8 Foods to Fight Muscle Cramps
Muscle cramps are the painful involuntary contractions of one or more muscles. They may last for a few seconds to several minutes and cramps induced due to exercise may last for longer. The contractions are severe and painful that lead to discomfort.
Certain conditions that may cause cramping are alcoholism, pregnancy, kidney failure and hypothyroidism. The commonly affected muscles include your lower leg, arms, abdominal walls, back and front of your thighs.

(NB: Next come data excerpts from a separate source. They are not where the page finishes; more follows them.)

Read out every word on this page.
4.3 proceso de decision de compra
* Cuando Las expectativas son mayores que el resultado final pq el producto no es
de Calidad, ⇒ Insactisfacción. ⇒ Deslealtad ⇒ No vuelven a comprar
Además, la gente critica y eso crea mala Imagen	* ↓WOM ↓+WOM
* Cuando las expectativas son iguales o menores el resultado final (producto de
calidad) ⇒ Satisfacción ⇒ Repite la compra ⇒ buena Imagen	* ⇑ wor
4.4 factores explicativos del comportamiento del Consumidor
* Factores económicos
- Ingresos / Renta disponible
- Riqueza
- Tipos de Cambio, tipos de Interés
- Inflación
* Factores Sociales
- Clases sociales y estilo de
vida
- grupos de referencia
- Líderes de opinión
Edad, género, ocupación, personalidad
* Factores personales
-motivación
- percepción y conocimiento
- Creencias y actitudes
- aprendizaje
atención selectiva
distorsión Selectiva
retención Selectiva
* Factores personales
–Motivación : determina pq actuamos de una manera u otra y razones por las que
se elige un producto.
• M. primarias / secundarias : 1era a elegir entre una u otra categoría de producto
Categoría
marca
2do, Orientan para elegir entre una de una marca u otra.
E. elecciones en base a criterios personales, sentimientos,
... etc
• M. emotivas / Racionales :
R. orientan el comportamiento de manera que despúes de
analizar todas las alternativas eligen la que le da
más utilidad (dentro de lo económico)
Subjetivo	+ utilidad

One way to prevent muscle cramps is to get these nutrients back in your body known as electrolytes i.e. sodium, potassium, magnesium, calcium.
1.Avocado
It is a creamy delicious fruit packed with nutrients while being rich in potassium & magnesium that plays a role in muscle health. Electrolytes are electrically charged substances which are needed to perform critical functions.
2. Watermelon
It is high in water content comprising nearly 92%, which makes it an excellent hydrating drink and a good source of magnesium and potassium as well, needed for overall muscular functioning.
3. Coconut Water
It is an excellent source of electrolytes and a great choice for athletes looking to rehydrate, decreases the chances of muscle cramping and contains calcium, potassium, sodium and manganese and phosphorus. Staying hydrated reduces susceptibility to post-exercise muscle cramping.
4. Sweet Potato
It is an excellent source of potassium and contains vitamins, minerals, and plant compounds which are considered to be vital for muscle functioning, and one cup provides 20% of the recommended potassium levels.
5. Greek Yoghurt
It is high in nutrients like potassium, phosphorus & calcium which act as electrolytes. Also, a good source of protein which is required for the growth and repair of muscle tissues.
6. Bone Broth
It is made by simmering bones in water for a long period up to 8 hours and used to create concentrated broth which enhances the nutritional value and flavour. Also, adding apple cider vinegar to it and cooking it for 8 hours helps in increasing calcium and magnesium in the finished product.
7. Papaya
It helps deliver potassium and magnesium of about 15% and 19% respectively of the recommended amount required in a day.
8. Fermented Foods
Kimchi pickles are typically high in sodium and other nutrients that help in reducing muscle cramps.
To conclude, eating nutrient-dense foods particularly rich in potassium, sodium, magnesium and calcium help treat muscle cramps, try adding these foods and beverages in your diet for relief naturally. Also, stretch and warm up your muscles when you get up in the morning.